Berlin is choosing to ignore demands for billions of dollars in war reparations until the legacy of the brutal Nazi occupation of Poland fades from memory, a senior member of Poland’s ruling party claims.
An estimated six million Poles, including three million Polish Jews, were killed during the war and Warsaw was razed to the ground following a 1944 uprising in which about 200,000 civilians died.
Germany, one of Poland’s biggest trade partners and a fellow member of the European Union and NATO, says all financial claims linked to World War Two have been settled.
Arkadiusz Mularczyk, who is leading a team in the Polish parliament that is assessing potential reparations, disputes the claim that all demands for reparations have been met. He told the Reuters news agency his committee could present a report demanding restitution of up to $850 billion on September 1, 2019, the 80th anniversary of Hitler’s invasion.
“Poland lost not only millions of its citizens but it was also destroyed in an unusually brutal way,” Mularczyk told Reuters in an interview.
“Many (victims) are still alive and feel deeply wronged.”
Mularczyk has previously suggested in the Polish press that Brussels would be the appropriate forum “where the matter can and should be internationalized.”
Germany has repeatedly said there is no legal basis for Poland’s reparation claims because the matter was settled in a 1953 agreement.
Poland’s current authorities have argued that 1953 decision is invalid because it was dictated by Moscow when Poland was a satellite of the Soviet Union.
Individual Poles — including Polish slave laborers and victims of scientific experiments and Polish-Jewish Holocaust survivors — have received compensation from Germany in the past. In the postwar redrawing of borders Poland was given substantial territory previously in eastern Germany, though that wasn’t strictly considered reparations because Poland had to renounce territory in the east to the Soviet Union.

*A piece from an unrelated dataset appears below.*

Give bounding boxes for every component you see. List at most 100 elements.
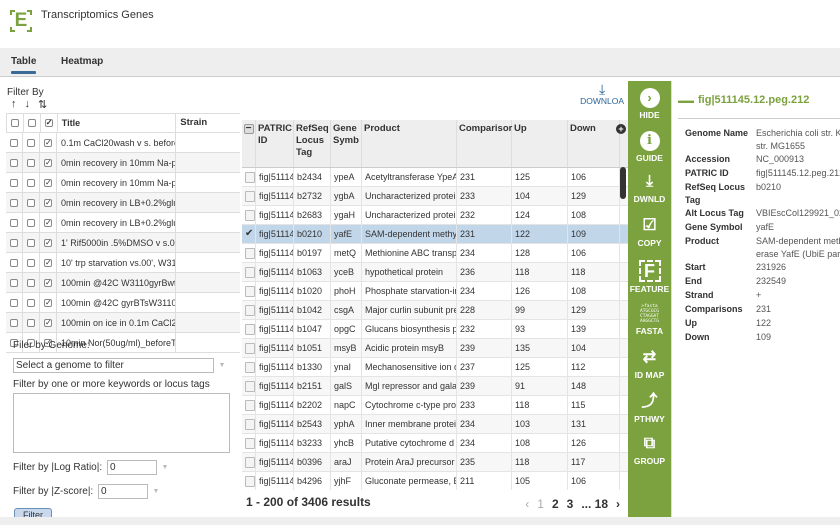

In 2017 Daniel Kawczynski, the Polish-heritage British MP, published an open letter to German Chancellor Angela Merkel, who he called on to “drop [your] opposition to the payment of reparations to Poland for the immense death and destruction during World War II”.
Earlier this month the Greek parliament voted to seek billions of euros in German reparations for the Nazi occupation of their country.
However, Germany has regularly dismissed such Greek demands, arguing that the “justificatory basis” has been lost due to the length of time which has passed.